I think you're misunderstanding what I wrote. :-) The point isn't that the light gets reflected, the point is that the waveform of the light pulse (or steady wavetrain, whichever) takes on a fundamentally different form from the energy source. Thus communicating the original signal becomes difficult or perhaps even impossible, because by the time it gets to the receiving end it has mutated into a very different waveform.
Or perhaps you're taking issue with my interpretation of the equations, which is perfectly understandable. I think at a fundamental level we actually agree. We could save ourselves the trouble if you read the paper yourself and looked at the differential equations and their solutions as presented there; it makes it quite clear that there is something unique about 3D that causes wave propagation to retain the pristine form of the original signal, whereas in all other dimensions some kind of fundamental alteration occurs by the time the signal reaches the receiver, in odd dimensions as a derivative of the original waveform, and in even dimensions a far more complex alteration that likely makes recovering the original signal very difficult, if not impossible.
quickfur wrote:And that's not to mention that there are no stable orbits in 4D (except for the perfect circle, which is so unlikely it probably will never happen -- the slightest deviation causes the planet to either crash into the star or fly off into cold, dark space), which means things like galaxies and solar systems are unlikely to exist in 4D.
Well, that's only true for a 4D universe with otherwise identical physical laws to our own universe. We shouldn't talk about it, as if it was a general property of 4D. A lot of fine-tunig is necessary in 3D to produce a universe where solar systems and stable matter can exist. Adding a forth spacial dimension reshuffles the pack, a 4D universe needs different physics in order to form complex matter.
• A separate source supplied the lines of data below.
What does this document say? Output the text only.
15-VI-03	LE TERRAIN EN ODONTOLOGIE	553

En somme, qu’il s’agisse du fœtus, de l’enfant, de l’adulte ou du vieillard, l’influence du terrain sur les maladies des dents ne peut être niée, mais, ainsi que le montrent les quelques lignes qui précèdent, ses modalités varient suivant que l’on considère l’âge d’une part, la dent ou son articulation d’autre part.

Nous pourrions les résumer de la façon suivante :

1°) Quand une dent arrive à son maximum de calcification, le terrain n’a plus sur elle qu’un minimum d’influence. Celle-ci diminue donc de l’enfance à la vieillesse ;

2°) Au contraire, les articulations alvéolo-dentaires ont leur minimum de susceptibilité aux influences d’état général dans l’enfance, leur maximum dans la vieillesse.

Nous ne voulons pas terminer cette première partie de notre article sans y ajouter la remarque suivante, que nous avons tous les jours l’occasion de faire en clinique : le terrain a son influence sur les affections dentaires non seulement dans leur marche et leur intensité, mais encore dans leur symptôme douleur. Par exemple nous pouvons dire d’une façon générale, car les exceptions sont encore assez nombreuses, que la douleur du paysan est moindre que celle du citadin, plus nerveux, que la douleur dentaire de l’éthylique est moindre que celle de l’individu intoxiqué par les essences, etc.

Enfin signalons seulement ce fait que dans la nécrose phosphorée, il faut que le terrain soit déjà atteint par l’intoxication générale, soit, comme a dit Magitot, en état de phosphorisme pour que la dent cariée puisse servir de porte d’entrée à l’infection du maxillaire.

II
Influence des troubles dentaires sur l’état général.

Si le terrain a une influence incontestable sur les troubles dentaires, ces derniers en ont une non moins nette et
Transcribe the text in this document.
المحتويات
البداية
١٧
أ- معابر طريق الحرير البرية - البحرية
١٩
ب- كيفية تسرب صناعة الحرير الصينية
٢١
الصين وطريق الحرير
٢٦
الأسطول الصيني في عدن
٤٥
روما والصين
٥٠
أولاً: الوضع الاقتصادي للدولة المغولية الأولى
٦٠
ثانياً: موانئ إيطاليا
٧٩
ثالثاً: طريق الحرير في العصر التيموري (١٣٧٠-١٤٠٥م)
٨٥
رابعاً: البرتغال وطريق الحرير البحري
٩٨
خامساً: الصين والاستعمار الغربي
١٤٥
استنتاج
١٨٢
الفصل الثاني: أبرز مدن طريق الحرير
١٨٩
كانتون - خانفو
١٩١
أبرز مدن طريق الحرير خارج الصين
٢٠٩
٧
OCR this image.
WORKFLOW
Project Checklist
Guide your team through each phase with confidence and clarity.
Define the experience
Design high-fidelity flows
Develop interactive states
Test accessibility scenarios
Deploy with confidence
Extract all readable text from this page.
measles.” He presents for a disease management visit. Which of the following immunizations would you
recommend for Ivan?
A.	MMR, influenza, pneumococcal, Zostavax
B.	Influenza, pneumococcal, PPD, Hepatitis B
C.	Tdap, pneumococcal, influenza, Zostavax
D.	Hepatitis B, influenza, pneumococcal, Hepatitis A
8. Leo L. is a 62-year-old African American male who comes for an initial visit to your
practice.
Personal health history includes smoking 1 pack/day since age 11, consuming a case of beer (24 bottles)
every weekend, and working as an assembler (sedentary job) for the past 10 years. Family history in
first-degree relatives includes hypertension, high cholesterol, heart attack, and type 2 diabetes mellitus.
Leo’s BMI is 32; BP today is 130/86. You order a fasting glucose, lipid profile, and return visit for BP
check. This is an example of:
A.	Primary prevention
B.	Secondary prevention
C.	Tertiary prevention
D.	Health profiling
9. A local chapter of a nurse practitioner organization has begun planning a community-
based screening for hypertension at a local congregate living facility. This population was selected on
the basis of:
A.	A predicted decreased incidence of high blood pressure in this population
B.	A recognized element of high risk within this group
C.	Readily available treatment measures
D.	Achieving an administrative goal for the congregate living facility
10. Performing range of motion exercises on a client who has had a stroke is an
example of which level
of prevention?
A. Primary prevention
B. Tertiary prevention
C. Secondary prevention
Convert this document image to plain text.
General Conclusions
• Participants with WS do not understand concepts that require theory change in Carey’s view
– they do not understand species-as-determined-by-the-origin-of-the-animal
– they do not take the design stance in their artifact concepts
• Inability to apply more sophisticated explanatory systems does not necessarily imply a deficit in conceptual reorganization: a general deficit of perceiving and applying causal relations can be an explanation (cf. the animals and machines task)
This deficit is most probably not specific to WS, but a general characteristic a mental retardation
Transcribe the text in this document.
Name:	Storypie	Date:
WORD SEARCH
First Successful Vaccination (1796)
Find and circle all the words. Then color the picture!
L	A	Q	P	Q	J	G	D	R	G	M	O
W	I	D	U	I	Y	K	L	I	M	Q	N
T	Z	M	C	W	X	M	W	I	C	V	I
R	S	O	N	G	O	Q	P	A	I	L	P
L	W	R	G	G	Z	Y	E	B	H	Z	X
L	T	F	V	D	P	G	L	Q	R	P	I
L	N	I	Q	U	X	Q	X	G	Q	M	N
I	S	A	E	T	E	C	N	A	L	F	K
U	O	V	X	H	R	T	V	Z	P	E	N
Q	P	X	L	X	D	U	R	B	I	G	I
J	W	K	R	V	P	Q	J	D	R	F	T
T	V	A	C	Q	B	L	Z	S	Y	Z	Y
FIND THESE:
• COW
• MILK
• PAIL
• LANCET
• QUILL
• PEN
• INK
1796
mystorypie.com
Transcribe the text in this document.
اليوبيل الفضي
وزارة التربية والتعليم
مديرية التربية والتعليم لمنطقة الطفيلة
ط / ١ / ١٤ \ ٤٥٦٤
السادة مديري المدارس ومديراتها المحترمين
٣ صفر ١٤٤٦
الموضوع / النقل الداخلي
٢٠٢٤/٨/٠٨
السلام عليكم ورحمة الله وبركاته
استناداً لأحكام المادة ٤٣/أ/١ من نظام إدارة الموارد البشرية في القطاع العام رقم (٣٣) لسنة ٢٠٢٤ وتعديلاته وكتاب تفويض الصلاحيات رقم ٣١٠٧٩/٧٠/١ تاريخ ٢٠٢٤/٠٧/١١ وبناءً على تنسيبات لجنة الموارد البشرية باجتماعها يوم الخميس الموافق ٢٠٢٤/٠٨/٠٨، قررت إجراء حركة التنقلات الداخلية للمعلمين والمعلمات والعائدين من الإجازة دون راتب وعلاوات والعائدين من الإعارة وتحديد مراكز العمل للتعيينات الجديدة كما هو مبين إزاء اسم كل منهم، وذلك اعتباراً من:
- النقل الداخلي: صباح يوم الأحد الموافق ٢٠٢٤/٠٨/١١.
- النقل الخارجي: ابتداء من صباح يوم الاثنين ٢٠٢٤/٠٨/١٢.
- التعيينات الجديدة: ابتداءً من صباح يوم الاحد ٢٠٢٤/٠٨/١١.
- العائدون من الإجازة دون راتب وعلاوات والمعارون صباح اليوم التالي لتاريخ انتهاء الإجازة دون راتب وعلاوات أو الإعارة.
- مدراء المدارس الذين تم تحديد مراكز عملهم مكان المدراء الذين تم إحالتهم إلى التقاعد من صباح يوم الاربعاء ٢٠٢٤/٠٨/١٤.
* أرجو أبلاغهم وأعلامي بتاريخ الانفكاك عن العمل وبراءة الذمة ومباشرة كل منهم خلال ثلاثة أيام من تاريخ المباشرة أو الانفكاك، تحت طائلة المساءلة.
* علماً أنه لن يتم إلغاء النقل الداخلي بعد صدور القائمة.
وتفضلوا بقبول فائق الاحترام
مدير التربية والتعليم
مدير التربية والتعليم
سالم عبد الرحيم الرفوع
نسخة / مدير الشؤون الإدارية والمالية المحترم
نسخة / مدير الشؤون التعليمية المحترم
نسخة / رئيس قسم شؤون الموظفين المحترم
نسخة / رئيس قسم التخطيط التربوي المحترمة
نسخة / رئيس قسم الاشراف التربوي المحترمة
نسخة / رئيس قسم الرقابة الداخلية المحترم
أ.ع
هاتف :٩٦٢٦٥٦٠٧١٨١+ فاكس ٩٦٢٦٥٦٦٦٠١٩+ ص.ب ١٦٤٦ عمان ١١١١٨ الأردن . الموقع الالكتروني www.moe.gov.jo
Of course the context is that we're talking about identical (or at least analogous) physical laws to our own universe here! Otherwise what do planetary orbits even mean?? In a 4D universe with fundamentally different physical laws to our own, it seems meaningless, or at least presumptuous, to even speak of planets, as if they necessarily exist under arbitrary physical laws! For that matter, what does "matter" even mean? How are we so sure that such a thing would even exist in a 4D universe that operates according to completely alien physical laws?